Übernimmt es diesen Auftrag, so begibt es sich in eine geschichtliche Schuld. Ein fremdbestimmtes Schicksal zu ertragen, ist die Absage an die Freiheit. Wie jeder Einzelne, so sind auch Völker verantwortlich für ihr Tun. Deshalb müssen die Deutschen die EU verlassen, um ihrer Geschichte eine Wendung zu geben. Ein solcher Schritt wäre der Anfang ihrer Befreiung und ein Aufbruchsignal für Europa.

 

Die Selbstbestimmung der Deutschen ist das Erkennen ihrer Rolle im weiteren Geschichtsprozeß. Als Vasallen wurden sie zu Handlungen gezwungen, die im Widerspruch zu ihren Vorsätzen und Interessen standen. Doch die Zeiten ändern sich. Die USA gehen als Imperium unter. Und die Deutschen können und müssen ihr selbständiges Denken zurückgewinnen. Es ist nicht tot. Das hat die Diskussion um Sarrazins Buch “Deutschland schafft sich ab“ gezeigt.

 

 

Unter allen Bundestagsparteien sind die Grünen die Partei, die das deutsche Selbstbewußtsein am entschiedensten bekämpfen. So forderte C. Roth 2009, im Falle eines Wahlsieges bei den Bundes-tagswahlen gemeinsam mit der SPD eine Änderung des Staatsangehörigkeitsrechts durchzusetzen, mit dem Ziel, die deutsche Staatsbürgerschaft schließlich gegen eine EU-Staatsbürgerschaft auszutauschen. Als Begründung gab sie die wirtschaftliche und politische Situation in der EU an. “Wir wollen mit der Abschaffung der deutschen Staatsangehörigkeit ein Fanal für Europa setzen und andere EU-Staaten dadurch zur Nachahmung ermutigen”, erklärte sie. Und auf Deutschland gemünzt setzte sie noch eins drauf: “Im Hinblick auf ihre historische Schuld steht es den Deutschen gut zu Gesicht, in dieser schwierigen Zeit einmal mit gutem Beispiel voran zu gehen und überkommenes nationalstaatliches Denken endgültig über Bord zu werfen”. Wenn nach dem jüngsten Urteil des Bundesverfassungsgerichtes J. Trittin dieses Urteil als einen Schlag gegen den DM-Chauvinismus interpretierte, so entspricht das der Ablehnung des deutschen Nationalgedankens durch die Grünen überhaupt.
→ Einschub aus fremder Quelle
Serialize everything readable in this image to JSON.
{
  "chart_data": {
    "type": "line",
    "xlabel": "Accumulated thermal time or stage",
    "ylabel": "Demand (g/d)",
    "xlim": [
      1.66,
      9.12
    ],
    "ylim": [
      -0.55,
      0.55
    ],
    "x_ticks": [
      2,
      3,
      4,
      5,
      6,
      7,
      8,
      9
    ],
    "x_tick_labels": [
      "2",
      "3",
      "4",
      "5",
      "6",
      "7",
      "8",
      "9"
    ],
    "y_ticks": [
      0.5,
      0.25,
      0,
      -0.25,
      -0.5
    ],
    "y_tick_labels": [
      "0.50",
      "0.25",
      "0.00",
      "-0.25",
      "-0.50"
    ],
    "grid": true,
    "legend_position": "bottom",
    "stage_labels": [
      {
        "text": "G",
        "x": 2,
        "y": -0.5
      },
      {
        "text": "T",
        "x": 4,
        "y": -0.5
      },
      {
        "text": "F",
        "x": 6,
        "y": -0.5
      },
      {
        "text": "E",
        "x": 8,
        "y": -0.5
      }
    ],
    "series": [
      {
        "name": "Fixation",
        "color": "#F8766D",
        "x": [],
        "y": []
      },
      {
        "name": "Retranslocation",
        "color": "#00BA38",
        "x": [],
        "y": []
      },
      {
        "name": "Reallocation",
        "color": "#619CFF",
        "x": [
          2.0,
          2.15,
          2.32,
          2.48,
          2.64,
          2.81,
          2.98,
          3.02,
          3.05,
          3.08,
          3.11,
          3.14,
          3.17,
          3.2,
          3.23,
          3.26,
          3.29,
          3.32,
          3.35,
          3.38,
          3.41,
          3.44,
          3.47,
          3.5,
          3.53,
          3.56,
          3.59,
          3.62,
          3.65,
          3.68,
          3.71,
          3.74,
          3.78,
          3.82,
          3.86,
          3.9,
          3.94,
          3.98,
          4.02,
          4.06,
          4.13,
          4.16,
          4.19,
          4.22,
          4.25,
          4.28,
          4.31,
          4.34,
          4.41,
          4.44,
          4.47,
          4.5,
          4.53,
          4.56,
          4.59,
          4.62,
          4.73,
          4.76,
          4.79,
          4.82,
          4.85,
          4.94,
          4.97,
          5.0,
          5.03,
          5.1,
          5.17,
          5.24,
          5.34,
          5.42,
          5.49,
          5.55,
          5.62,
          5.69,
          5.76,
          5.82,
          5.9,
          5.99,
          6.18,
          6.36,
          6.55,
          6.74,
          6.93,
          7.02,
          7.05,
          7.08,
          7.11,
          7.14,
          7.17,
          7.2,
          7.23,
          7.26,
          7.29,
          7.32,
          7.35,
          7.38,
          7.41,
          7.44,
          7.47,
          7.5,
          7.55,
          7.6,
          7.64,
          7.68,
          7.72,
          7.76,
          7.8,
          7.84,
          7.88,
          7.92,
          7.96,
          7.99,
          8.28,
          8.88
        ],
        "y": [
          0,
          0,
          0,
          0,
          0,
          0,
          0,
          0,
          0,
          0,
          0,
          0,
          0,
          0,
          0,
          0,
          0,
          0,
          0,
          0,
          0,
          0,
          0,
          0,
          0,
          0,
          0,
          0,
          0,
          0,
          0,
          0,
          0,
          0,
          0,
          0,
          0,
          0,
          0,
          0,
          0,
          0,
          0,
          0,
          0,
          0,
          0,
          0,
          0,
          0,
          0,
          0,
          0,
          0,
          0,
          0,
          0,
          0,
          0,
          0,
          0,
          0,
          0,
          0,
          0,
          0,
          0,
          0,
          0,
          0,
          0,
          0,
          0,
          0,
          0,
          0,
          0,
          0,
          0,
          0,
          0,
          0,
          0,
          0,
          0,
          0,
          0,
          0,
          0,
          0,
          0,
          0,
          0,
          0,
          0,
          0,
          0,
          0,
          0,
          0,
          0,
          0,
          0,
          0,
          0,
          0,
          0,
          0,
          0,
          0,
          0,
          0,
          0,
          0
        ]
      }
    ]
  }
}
Und so etwas läßt sich im Bundestag vom deutschen Steuerzahler aushalten.

 

 

Die Deutschen müssen eine gründliche Inventur durchführen und all das entsorgen, was sich im letzten halben Jahrhundert im eigenen Haus an geistigem Unrat angesammelt hat. Und es wird immer mehr. Unter Verweis auf die deutsche Schuld und unter dem Schirm der Meinungsfreiheit wuchern Lügen und irrationale Behauptungen schneller, als sie widerlegt werden können. Die Vernunft befindet sich in der parlamenarischen Demokratie, einer Form der nach dem Herrschaftsprinzip organisierten Gesellschaft, in einem steten Abwehrkampf und verschleißt ihre Kräfte. Unterdessen steuern die Regierenden auf den Crash zu. Deshalb die Inventur, damit der Crash verhindert wird und die Kräfte für die Zukunftsaufgabe frei werden.

 

 

Ein solches EU-Europa wäre ein permanenter Krankheitsherd, vor dem sich die Welt schützen müßte. Es wäre Bedrohung und parasitärer Ballast zugleich. Die Befreiung von der EU, als erstem Schritt einer weltweiten Erneuerung, liegt also im Interesse der ganzen Menschheit. Bleibt der Euro, stirbt Europa – und die Menschheit müßte lange Zeit mit einem todkranken Erdteil leben.

 

 

Die demokratische Opposition muß ihre Perspektive darlegen. Speziell die deutsche muß aus ihrer Verklemmung herauskommen. Eigentlich gehört sie an die Spitze der EU-Kritik. Über 80% der Deutschen lehnen die Regierungspolitik ab, aber sie haben keine Vertretung. Getragen wird die deutsche EU-Kritik von einigen Akademikern. Die Wandlung einer bestehenden Partei ist nicht zu erwarten. Auch durch Bündelung kleiner Oppositionsparteien entsteht sie nicht. Die dritte Katastrophe kann nur im Schritt nach vorn verhindert werden, durch Bildung einer neuen Bewegung.